Even in our coldest, biggest cities, dogs shine a warm light of familiarity that allows strangers to connect with one another, and therefore to express their mutual humanity which is otherwise denied by the strictures of urban anonymity. Dogs familiarise us through their wagging tails with our unnamed neighbours – and you get to know the dog by name long before you can say the same of the owner. ‘You know who I mean,’ you find yourself saying after a walk. ‘The woman with Beau, the bonkers French bulldog…’

Our four-legged friends therefore provide a glue to society: like the church once did, or the pub, the café or even the gym. And that makes them a species of social worker, but without the power to section you. This social contribution is the real reason why dogs matter. If there isn’t already a sociology module about them there ought to be.

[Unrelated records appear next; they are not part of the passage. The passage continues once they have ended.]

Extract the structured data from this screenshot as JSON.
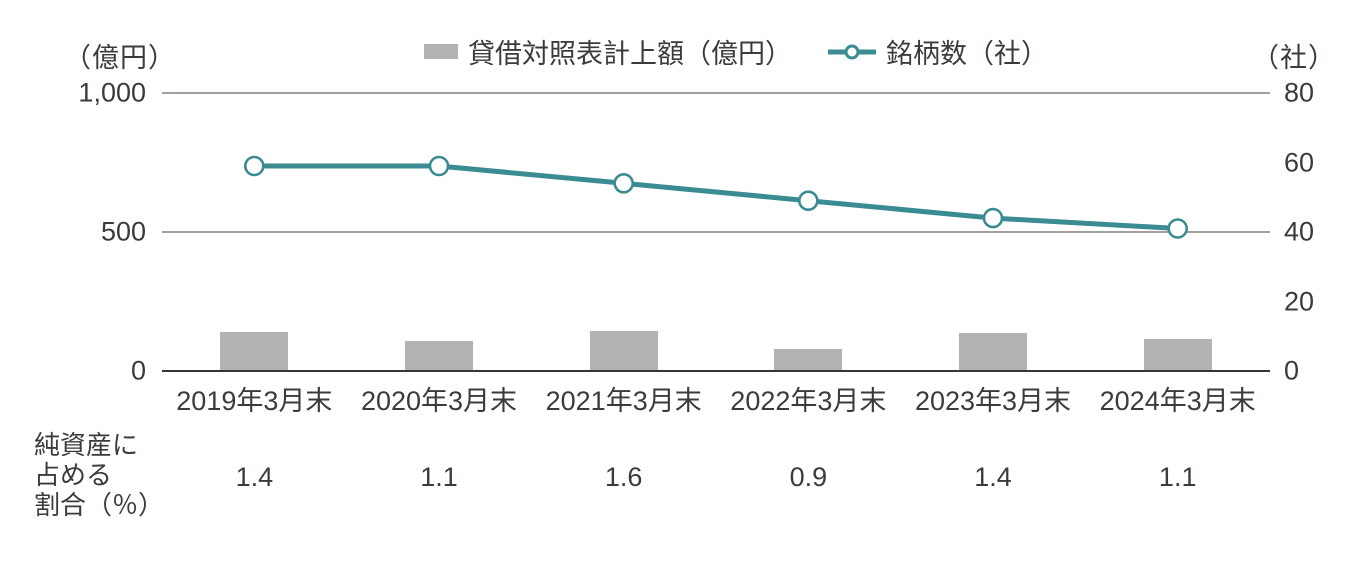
{
  "chart_data": {
    "type": "combo-bar-line",
    "title": "",
    "categories": [
      "2019年3月末",
      "2020年3月末",
      "2021年3月末",
      "2022年3月末",
      "2023年3月末",
      "2024年3月末"
    ],
    "series": [
      {
        "name": "貸借対照表計上額（億円）",
        "type": "bar",
        "axis": "left",
        "values": [
          140,
          108,
          144,
          78,
          135,
          114
        ],
        "color": "#b3b3b3"
      },
      {
        "name": "銘柄数（社）",
        "type": "line",
        "axis": "right",
        "values": [
          59,
          59,
          54,
          49,
          44,
          41
        ],
        "color": "#3a8b92",
        "marker": "open-circle",
        "marker_fill": "#ffffff"
      }
    ],
    "left_axis": {
      "unit": "（億円）",
      "ticks": [
        "1,000",
        "500",
        "0"
      ],
      "tick_values": [
        1000,
        500,
        0
      ],
      "range": [
        0,
        1000
      ],
      "gridlines": true
    },
    "right_axis": {
      "unit": "（社）",
      "ticks": [
        "80",
        "60",
        "40",
        "20",
        "0"
      ],
      "tick_values": [
        80,
        60,
        40,
        20,
        0
      ],
      "range": [
        0,
        80
      ],
      "gridlines": false
    },
    "annotation_row": {
      "label_lines": [
        "純資産に",
        "占める",
        "割合（％）"
      ],
      "values": [
        "1.4",
        "1.1",
        "1.6",
        "0.9",
        "1.4",
        "1.1"
      ]
    },
    "legend_position": "top-center",
    "grid": "horizontal lines at left-axis ticks only; bottom baseline heavier"
  },
  "colors": {
    "text": "#3e3a39",
    "gridline": "#45403e",
    "baseline": "#3a3533",
    "bar": "#b3b3b3",
    "line": "#3a8b92",
    "background": "#ffffff"
  }
}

But their societal contribution goes even further. Owning a dog and the responsibility that comes with it gives people who live alone – a quarter of households are one-person homes – another point to their day. It can be a focus, too, something to care for in an increasingly solitary world where – whether we’re retired or working from home – we sit alone blinking at screens and devices, and where even the supermarket checkout assistant has been replaced by a robot that can speak Polish but can’t tell if you’re over 18. As well as life-affirming company, our dogs are the willing recipients of our love and affection, which is all the more acute in the absence of others.

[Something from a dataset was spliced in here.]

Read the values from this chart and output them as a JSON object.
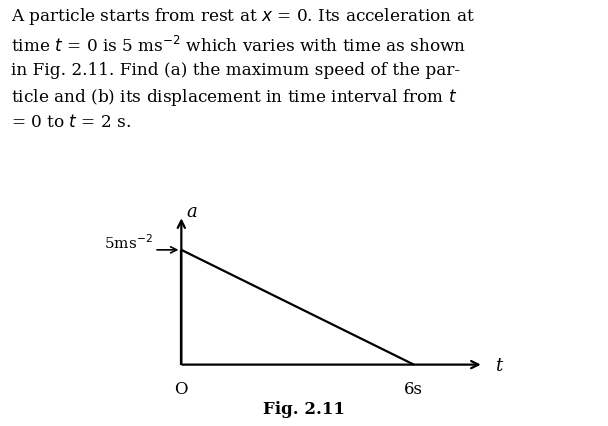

And then there’s walking the bloody things. Just think how many heart attacks or strokes have been obviated by the twice-or thrice-a-day dog walks that each of Britain’s 12.5 million canines requires. That’s actual human exercise in the face of what’s for many an otherwise sedentary day. And with it comes the promise of another day of hassle-free ventricle-motion from the heart, or another 24 hours of unclogged aortic blood delivery. Thank God for dogs, because otherwise the NHS’s cardiac units would be even more swamped than they are already. If you’re worried about your weight, don’t get a gastric band, get a Hungarian vizsla. They’ll walk your heels off. But walks are just the start. Even the act of bending down twice a day to pick up your dog’s poo is good for you — a form, dare I say, of canine faecal yoga. Don’t believe me? Well, if you’ve not balanced the needs of a straining dog lead, while holding a torch, with the act of scooping up a limp warm canine stool and managing a mobile call all at the same time in the pitch black, then you’re not in a position to judge.The brutal fact is if you can pick up dog poo you can probably get your shoes on: with an ageing Britain – 15.5 million of us are over 60 – and a shortage of carers, perhaps owning dogs should be compulsory? And that’s before we’ve even considered the benefits of throwing a ball…

Taken together, dogs are important in ways that many of us haven’t even begun to consider or acknowledge. But then, no wonder we take them for granted; we first domesticated them some 20,000 years ago. That means that humans and dogs have together weathered wars, famines, pandemics and at least one Ice Age, and it’s an open question how many of us would – or wouldn’t – be here but for a dog at some point along the way. A bark in the night 2,000 years ago might have made all the difference.

In the here and now, we can say this for certain: collectively dogs will be reducing heart disease and obesity and depression, and therefore saving the health service millions. They will be allowing people to live happier, healthier lives – one stoop to scoop at a time. No wonder we have so many of them. So, if you fancy a dog, I say get one. It’ll be a tie, of course, and kennels aren’t cheap, and nor is the vet. But it’ll be good for you, and you’ll never look back. As the 19th century American humourist Josh Billings said: ‘A dog is the only thing on earth that loves you more than he loves himself.’